Good afternoon everyone !!! I'm having a problem getting a job done in a college subject. I'm getting the one ready dataset from another article that was done.
The Dataset looks something like this:
3,24.3,389693,21,23,tcp,1540,-------,4,11339,16091,24780100,Switch1,Router,35.529786,35.529786,35.539909,0,328.240918,505490,1540,0.236321,0,35.519662,35.550032,1,50.02192,Normal
15,24.15,201196,23,24,tcp,1540,-------,16,6274,16092,24781700,Router,server1,20.176725,20.176725,20.186848,0,328.205808,505437,1540,0.236337,0,20.156478,20.186848,1,50.030211,Normal
24.15,15,61905,23,22,ack,55,-------,16,1930,16092,885060,Router,Switch2,7.049955,7.049955,7.059958,0,328.206042,18051.3,55,0.008441,0,7.039952,7.069962,1.030045,50.060221,UDP-Flood
24.9,9,443135,23,21,ack,55,-------,10,12670,16085,884675,Router,Switch1,39.62797,39.62797,39.637973,0,328.064183,18043.5,55,0.008437,0,39.617967,39.647976,1.030058,50.060098,Normal
24.8,8,157335,23,21,ack,55,-------,9,4901,16088,884840,Router,Switch1,16.039806,16.039806,16.04981,0,328.113525,18046.2,55,0.008438,0,16.029803,16.059813,1.030054,50.061864,Normal
24.1,1,219350,21,1,ack,55,-------,2,6837,16091,885005,Switch1,clien-1,21.885768,21.885768,21.895771,0,328.297902,18056.4,55,0.00844,0,21.865762,21.895771,1.030016,50.043427,Normal
24.13,13,480053,24,23,ack,55,-------,14,13609,16103,885665,server1,Router,42.45032,42.45032,42.460323,0,328.460278,18065.3,55,0.008446,0,42.45032,42.48033,1.030032,50.055747,Normal
It is a dataset that made available about DDoS attacks. I will from this dataset carry out the application of supervised classifiers such as NaiveBayes, RandomForest and Multi Layer Perceptron.
The language I'm using is Python (Required) and I'm using Numpy to get the dataset. This function looks like this:
np.set_printoptions(formatter={'float': lambda x: "{0:0.10f}".format(x)})
X = np.loadtxt("datasetTrabalho.data", delimiter=",")
But every time I try to do anything, it gives me errors like this:
File "trabalho.py", line 190, in <module>
main()
File "trabalho.py", line 98, in main
X = np.loadtxt("testeTrabalho.data", delimiter=",") # pega o dataset
File "/home/arthur/.local/lib/python3.5/site-packages/numpy/lib/npyio.py", line 1101, in loadtxt
for x in read_data(_loadtxt_chunksize):
File "/home/arthur/.local/lib/python3.5/site-packages/numpy/lib/npyio.py", line 1028, in read_data
items = [conv(val) for (conv, val) in zip(converters, vals)]

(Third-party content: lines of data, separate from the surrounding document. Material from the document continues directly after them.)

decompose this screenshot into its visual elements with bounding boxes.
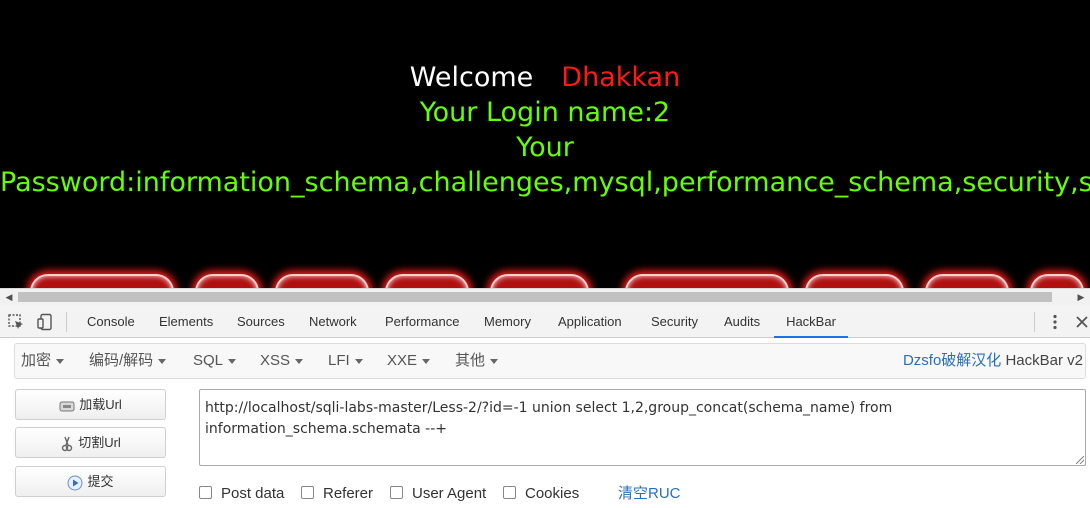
menu-lfi[interactable]: LFI — [328, 344, 363, 378]
brand-version: HackBar v2 — [1001, 352, 1083, 369]
glowing-banner-image — [0, 268, 1090, 290]
scroll-right-icon[interactable]: ▶ — [1074, 291, 1088, 303]
play-icon — [67, 475, 83, 491]
post-data-checkbox[interactable]: Post data — [199, 485, 284, 505]
checkbox-box[interactable] — [503, 486, 516, 499]
menu-label: XXE — [387, 352, 418, 369]
clear-link[interactable]: 清空RUC — [618, 485, 681, 503]
more-options-icon[interactable] — [1046, 313, 1064, 331]
tab-console[interactable]: Console — [87, 305, 135, 338]
menu-xss[interactable]: XSS — [260, 344, 304, 378]
url-text: http://localhost/sqli-labs-master/Less-2… — [205, 400, 893, 437]
caret-down-icon — [158, 358, 167, 364]
scroll-left-icon[interactable]: ◀ — [2, 291, 16, 303]
close-icon[interactable] — [1073, 313, 1090, 331]
tab-hackbar[interactable]: HackBar — [774, 305, 848, 338]
scissors-icon — [61, 436, 73, 451]
checkbox-box[interactable] — [301, 486, 314, 499]
devtools-tabbar: Console Elements Sources Network Perform… — [0, 305, 1090, 338]
device-toolbar-icon[interactable] — [36, 313, 54, 331]
username-text: Dhakkan — [561, 62, 681, 93]
menu-other[interactable]: 其他 — [455, 344, 499, 378]
split-url-label: 切割Url — [78, 435, 121, 450]
checkbox-label: User Agent — [412, 485, 487, 502]
load-icon — [59, 401, 75, 412]
caret-down-icon — [422, 358, 431, 364]
user-agent-checkbox[interactable]: User Agent — [390, 485, 486, 505]
caret-down-icon — [56, 358, 65, 364]
tab-memory[interactable]: Memory — [484, 305, 531, 338]
resize-grip-icon[interactable] — [1076, 456, 1084, 464]
split-url-button[interactable]: 切割Url — [15, 427, 166, 458]
menu-encrypt[interactable]: 加密 — [21, 344, 65, 378]
scrollbar-thumb[interactable] — [18, 292, 1052, 302]
tab-application[interactable]: Application — [558, 305, 622, 338]
menu-label: 编码/解码 — [89, 352, 154, 369]
tab-network[interactable]: Network — [309, 305, 357, 338]
brand-highlight: Dzsfo破解汉化 — [902, 352, 1002, 369]
menu-label: 其他 — [455, 352, 486, 369]
tab-security[interactable]: Security — [651, 305, 698, 338]
tab-audits[interactable]: Audits — [724, 305, 760, 338]
checkbox-box[interactable] — [199, 486, 212, 499]
cookies-checkbox[interactable]: Cookies — [503, 485, 579, 505]
checkbox-label: Post data — [221, 485, 285, 502]
tab-performance[interactable]: Performance — [385, 305, 459, 338]
horizontal-scrollbar[interactable]: ◀ ▶ — [0, 288, 1090, 305]
hackbar-menu: 加密 编码/解码 SQL XSS LFI XXE 其他 Dzsfo破解汉化 Ha… — [14, 343, 1086, 379]
inspect-element-icon[interactable] — [7, 313, 25, 331]
caret-down-icon — [490, 358, 499, 364]
referer-checkbox[interactable]: Referer — [301, 485, 373, 505]
menu-encode-decode[interactable]: 编码/解码 — [89, 344, 167, 378]
caret-down-icon — [295, 358, 304, 364]
load-url-label: 加载Url — [79, 397, 122, 412]
submit-button[interactable]: 提交 — [15, 466, 166, 497]
submit-label: 提交 — [87, 474, 114, 489]
password-line: Password:information_schema,challenges,m… — [0, 167, 1090, 198]
checkbox-label: Referer — [323, 485, 374, 502]
load-url-button[interactable]: 加载Url — [15, 389, 166, 420]
hackbar-brand[interactable]: Dzsfo破解汉化 HackBar v2 — [903, 344, 1083, 378]
tab-sources[interactable]: Sources — [237, 305, 285, 338]
caret-down-icon — [228, 358, 237, 364]
welcome-text: Welcome — [409, 62, 534, 93]
menu-sql[interactable]: SQL — [193, 344, 237, 378]
checkbox-label: Cookies — [525, 485, 580, 502]
checkbox-box[interactable] — [390, 486, 403, 499]
menu-label: LFI — [328, 352, 350, 369]
welcome-line: Welcome Dhakkan — [0, 62, 1090, 93]
menu-label: XSS — [260, 352, 291, 369]
menu-label: 加密 — [21, 352, 52, 369]
url-textarea[interactable]: http://localhost/sqli-labs-master/Less-2… — [199, 389, 1086, 466]
menu-xxe[interactable]: XXE — [387, 344, 431, 378]
page-viewport: Welcome Dhakkan Your Login name:2 Your Pa… — [0, 0, 1090, 290]
tab-elements[interactable]: Elements — [159, 305, 213, 338]
menu-label: SQL — [193, 352, 224, 369]
devtools-panel: Console Elements Sources Network Perform… — [0, 305, 1090, 508]
login-name-line: Your Login name:2 — [419, 97, 671, 128]
your-label: Your — [516, 132, 574, 163]
caret-down-icon — [354, 358, 363, 364]
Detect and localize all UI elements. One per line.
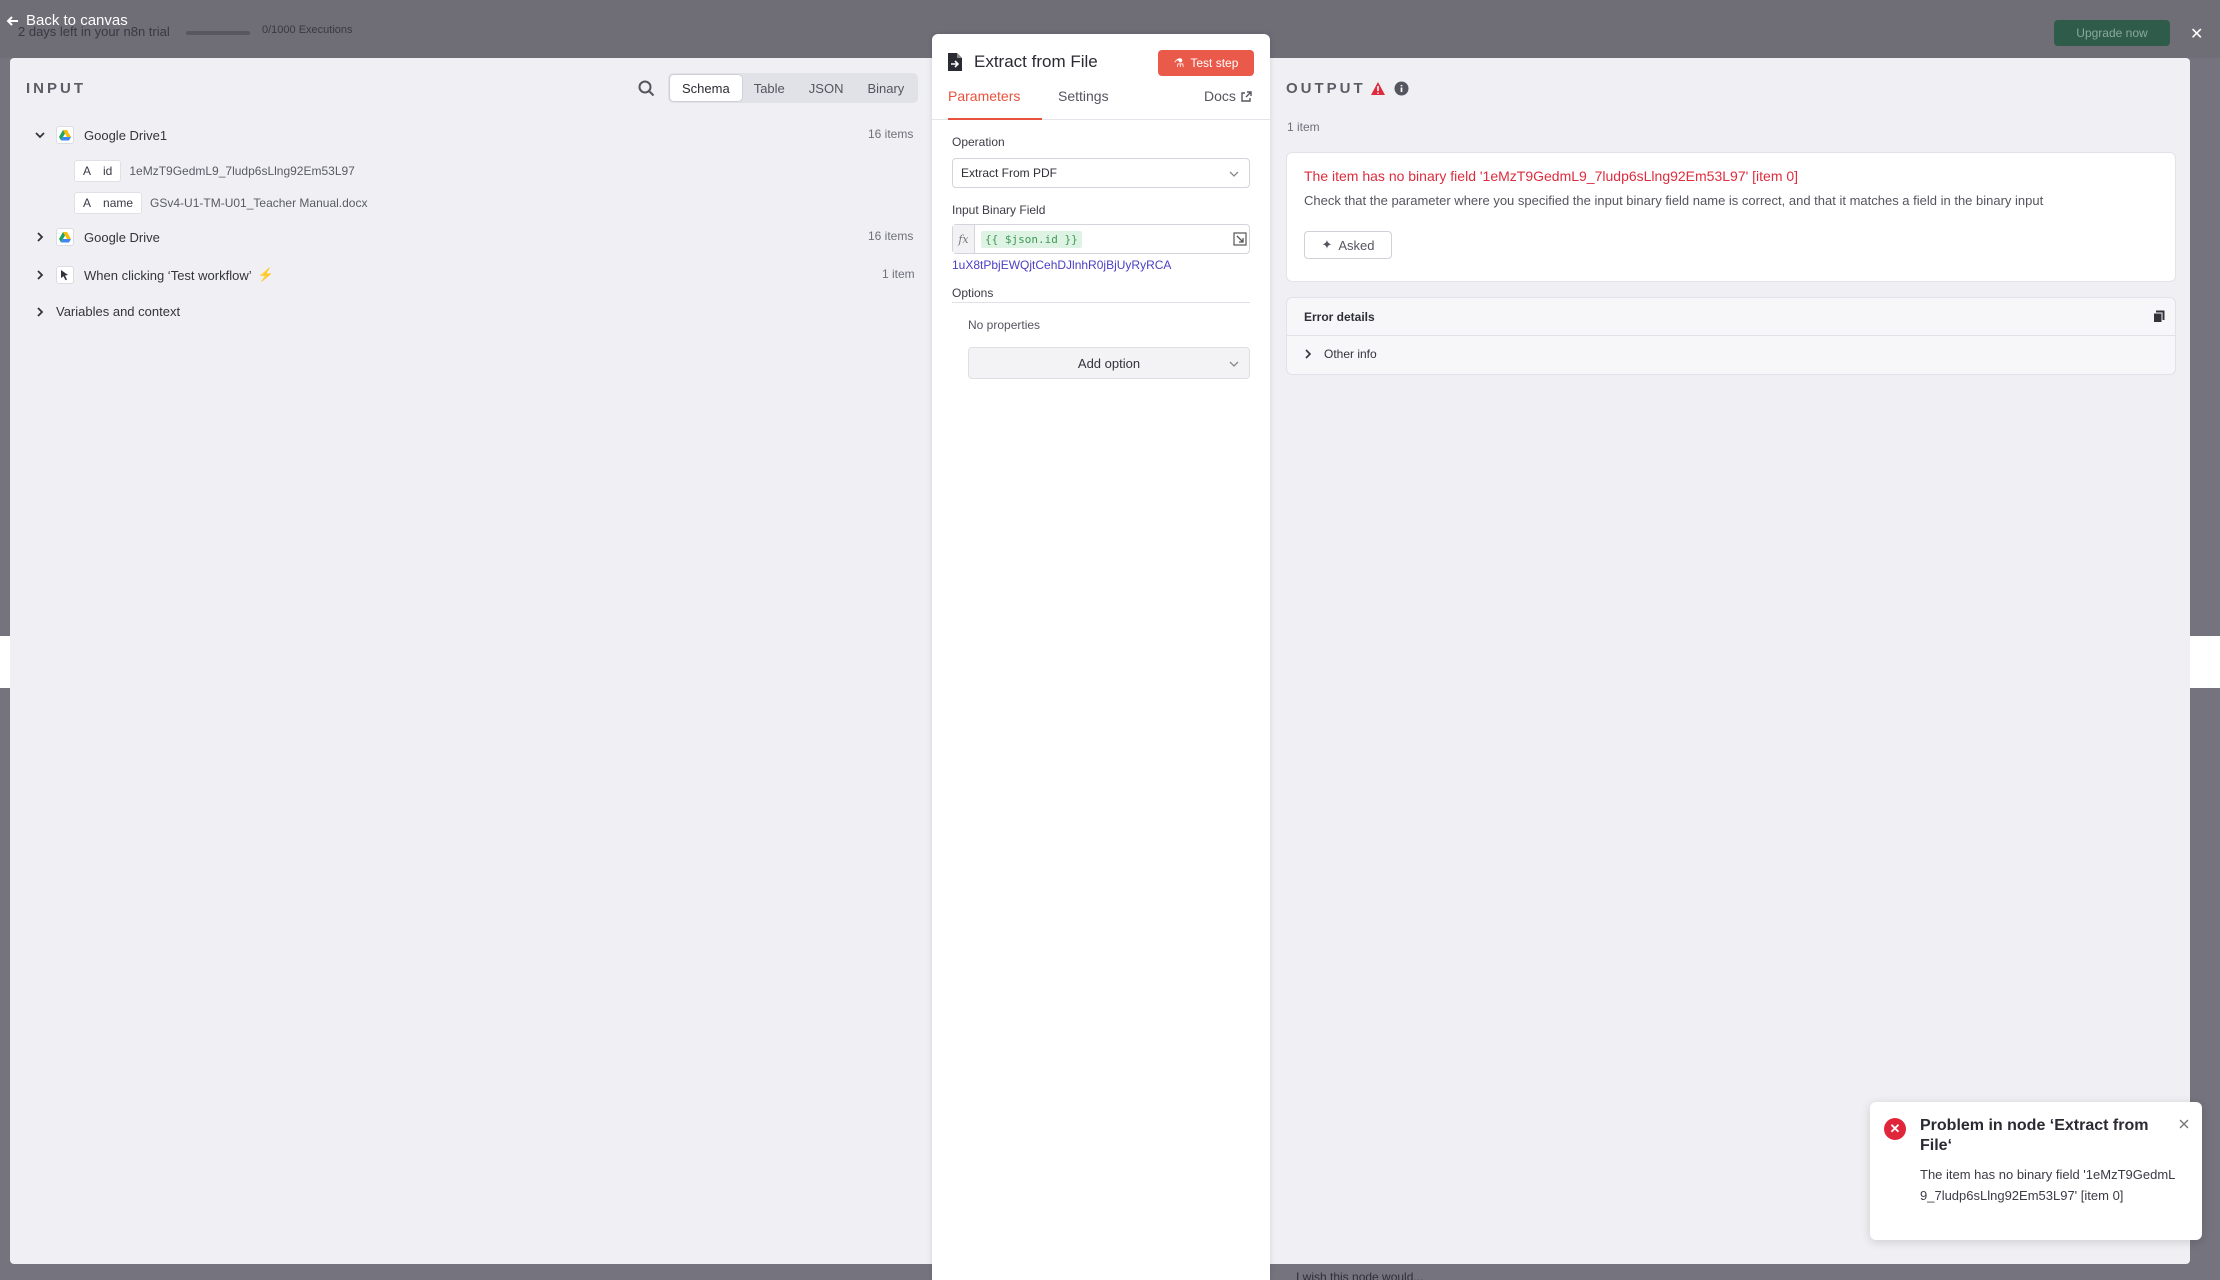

File "/home/arthur/.local/lib/python3.5/site-packages/numpy/lib/npyio.py", line 1028, in <listcomp>
items = [conv(val) for (conv, val) in zip(converters, vals)]
File "/home/arthur/.local/lib/python3.5/site-packages/numpy/lib/npyio.py", line 746, in floatconv
return float(x)
ValueError: could not convert string to float: 'tcp'
I need a means help to switch these Dataset Strings values to Integer values, so I can use the appropriate classifiers for the job. Interesting if someone else also has another library to solve this problem. I'll be grateful for the help.